Anonymous Monk has asked for the wisdom of the Perl Monks concerning the following question:

Hello, This is my first posting to the keepers of wisdom, so I'll try to keep it brief. I've found that I need to stack a lot of regular expressions in order to force pattern matching to occur first on larger comlpex patterns then on the smaller patterns that they are composed of It seems to me that this is simply greedy matching, with the special circumstance that the largest patterns are made up of optional and obligatory combinations of other patterns that will match at least the minimal pattern. For instance:
$np1="(?:$det|$gen)"; $np2 ="(?:$adj|$num|$conj|$adv|$inf)"; $np3="(?:$np1*\s*($noun)*\s*$np2*\s*($noun)+\s*$adj*)";
used together in the following manner: $NP = "(?:(?:$np1)*\s*$np2*(?:$np3)+)"; As I've mentioned, I want to match the longest patterns first but allow for matching on the smaller patterns, which is my reason for including Kleene stars for optional subpatterns. The problem that I'm having is that the optionality leads to matching the minimal patterns and never the optionally longer ones. My question then is whether I need to do as I am now doing, and matching the longest patterns, or the next longest, and so on down to the minimal patterns ? I ask because the OR grouping from greatest coverage to least seems to also be missing longer patterns. So to sum, I need to match long patterns composed of smaller patterns where the long ones match first, then failing that, the long ones match. If my question is overly simple, or my discussion of it unclear, I apologize in advance Thanks,

Replies are listed 'Best First'.
(Ovid) Re: greedy and lazy
by Ovid (Cardinal) on Jul 25, 2000 at 00:02 UTC
    It appears that you were cut off in the middle of your post. Could you please repost? From what I can see, your regexes look very interesting and I suspect from your choice of variable names that your target text is rather unpredictable, which makes that regexes more interesting still. I very much would like to take a look at what you are trying to accomplish.
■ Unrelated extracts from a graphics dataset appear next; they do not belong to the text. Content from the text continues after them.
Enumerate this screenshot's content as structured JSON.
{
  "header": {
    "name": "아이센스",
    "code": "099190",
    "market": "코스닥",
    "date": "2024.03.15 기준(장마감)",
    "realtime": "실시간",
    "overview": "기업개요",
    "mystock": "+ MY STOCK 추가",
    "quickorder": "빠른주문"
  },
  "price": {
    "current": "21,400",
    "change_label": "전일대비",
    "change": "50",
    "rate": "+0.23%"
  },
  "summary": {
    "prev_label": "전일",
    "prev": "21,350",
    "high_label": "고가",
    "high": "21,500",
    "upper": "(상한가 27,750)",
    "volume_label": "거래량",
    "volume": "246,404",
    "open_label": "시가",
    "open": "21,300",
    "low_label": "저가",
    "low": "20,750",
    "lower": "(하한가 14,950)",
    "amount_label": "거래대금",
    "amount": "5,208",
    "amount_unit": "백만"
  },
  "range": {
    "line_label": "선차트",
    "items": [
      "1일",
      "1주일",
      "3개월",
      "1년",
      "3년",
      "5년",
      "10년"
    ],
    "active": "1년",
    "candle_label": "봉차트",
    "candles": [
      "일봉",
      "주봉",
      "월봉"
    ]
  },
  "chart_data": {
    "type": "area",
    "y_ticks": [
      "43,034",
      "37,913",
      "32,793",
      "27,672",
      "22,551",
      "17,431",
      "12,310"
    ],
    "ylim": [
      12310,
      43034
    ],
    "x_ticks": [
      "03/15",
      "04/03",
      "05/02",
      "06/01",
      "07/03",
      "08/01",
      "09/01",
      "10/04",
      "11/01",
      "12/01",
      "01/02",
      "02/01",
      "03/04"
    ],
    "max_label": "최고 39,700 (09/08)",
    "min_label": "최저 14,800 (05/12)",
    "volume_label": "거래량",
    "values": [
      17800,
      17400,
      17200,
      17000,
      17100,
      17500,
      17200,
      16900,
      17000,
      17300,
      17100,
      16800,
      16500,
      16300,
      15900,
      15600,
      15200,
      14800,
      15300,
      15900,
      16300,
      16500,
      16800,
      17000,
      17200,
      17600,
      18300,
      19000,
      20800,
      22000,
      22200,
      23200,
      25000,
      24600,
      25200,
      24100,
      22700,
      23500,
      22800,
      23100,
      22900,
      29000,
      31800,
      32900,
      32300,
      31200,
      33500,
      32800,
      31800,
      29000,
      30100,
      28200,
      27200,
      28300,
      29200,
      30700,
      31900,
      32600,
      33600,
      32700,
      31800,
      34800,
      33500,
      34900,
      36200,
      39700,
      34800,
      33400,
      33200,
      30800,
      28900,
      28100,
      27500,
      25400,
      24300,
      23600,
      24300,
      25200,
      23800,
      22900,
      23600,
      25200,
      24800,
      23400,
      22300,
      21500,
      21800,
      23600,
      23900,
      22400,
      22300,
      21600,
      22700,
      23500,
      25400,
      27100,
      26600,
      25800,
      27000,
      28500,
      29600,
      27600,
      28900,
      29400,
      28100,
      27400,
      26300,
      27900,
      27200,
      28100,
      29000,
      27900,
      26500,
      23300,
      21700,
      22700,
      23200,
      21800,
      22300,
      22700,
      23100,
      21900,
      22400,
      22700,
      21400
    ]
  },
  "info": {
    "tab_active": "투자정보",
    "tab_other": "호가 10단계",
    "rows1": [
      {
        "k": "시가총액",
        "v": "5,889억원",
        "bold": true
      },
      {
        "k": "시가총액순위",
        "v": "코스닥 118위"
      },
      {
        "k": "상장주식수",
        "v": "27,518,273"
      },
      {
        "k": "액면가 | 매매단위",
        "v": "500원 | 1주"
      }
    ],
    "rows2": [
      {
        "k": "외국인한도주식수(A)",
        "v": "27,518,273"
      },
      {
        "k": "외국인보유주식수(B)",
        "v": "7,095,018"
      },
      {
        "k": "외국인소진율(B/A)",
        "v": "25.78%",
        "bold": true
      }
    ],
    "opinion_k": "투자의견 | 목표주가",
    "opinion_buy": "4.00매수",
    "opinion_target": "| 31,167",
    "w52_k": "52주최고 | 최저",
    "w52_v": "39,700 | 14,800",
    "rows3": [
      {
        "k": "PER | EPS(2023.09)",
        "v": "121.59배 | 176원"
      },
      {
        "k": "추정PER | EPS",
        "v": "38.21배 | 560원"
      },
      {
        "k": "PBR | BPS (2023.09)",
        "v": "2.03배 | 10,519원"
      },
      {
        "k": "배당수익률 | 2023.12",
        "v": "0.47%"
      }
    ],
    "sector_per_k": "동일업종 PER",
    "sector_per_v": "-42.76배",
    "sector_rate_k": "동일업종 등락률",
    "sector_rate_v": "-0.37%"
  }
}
    Also, wrapping your code in <CODE></CODE> tags will format it nicely:

    $np1="(?:$det|$gen)"; $np2 ="(?:$adj|$num|$conj|$adv|$inf)"; $np3="(?:$np1*\s*($noun)*\s*$np2*\s*($noun)+\s*$adj*)";
    Cheers,
    Ovid
      If you're interested in the actual patterns and all, here they are.
      $noun ="(?: *[A-Za-z0-9._]+\/NN[PS]*)"; $det ="( *[A-Za-z]+\/DT)"; $adj ="( *[A-Za-z]+\/JJ[RS]?)"; $gen ="( *[A-Za-z]+\/POSS)"; $adv="( *[A-Za-z\']+\/RB[RS]?)"; $inf =" *to\/TO"; $adv="( *[A-Za-z\']+\/RB[RS]?)"; $np1="(?:$det|$gen)"; $np2 ="(?:$adj|$num|$conj|$adv|$inf)"; $np3="(?:$np1*\s*(?:$noun)*\s*$np2*\s*(?:$noun)+\s*$adj*)"; $np4="((?:$noun)+\s*$np2+\s*(?:$noun)+)"; $np5="(?:$np1*\s*$adj+\s*($noun)+)"; # more complex noun and prep phrases $NP = "(?:(?:$np1)*\s*(?:$np3)+)"; $NP1 = "(?:$np3)+\s*(?:$np2)\s*(?:$np3)+"; $NP2 = "(?:(?:$np1)+\s*(?:$np3)+\s*(?:$np4)+)"; $NP3 ="(?:$np1*\s*$noun+\s*[^INV]+\s*(?:$noun)+)"; $NP4 ="$np1+\s*[^NV]+\s*$noun+"; $nps= "(?:($NP1)|($NP2)|($NP3)|($NP4)|($NP))"; $extnp="(?:($pro(?!\$))|($np5))";
      I'm basically trying to parse text into Noun, Verb, and Preposition Phrases. Nouns are the most troublesome at the moment, because although the individual patterns match what I want in test output, when they are OR'd together, their output is not always correct Thanks
        Ouch.

        I've heard good things about Parse::RecDescent... perhaps writing a small grammar with it would be more fruitful than using regular expressions.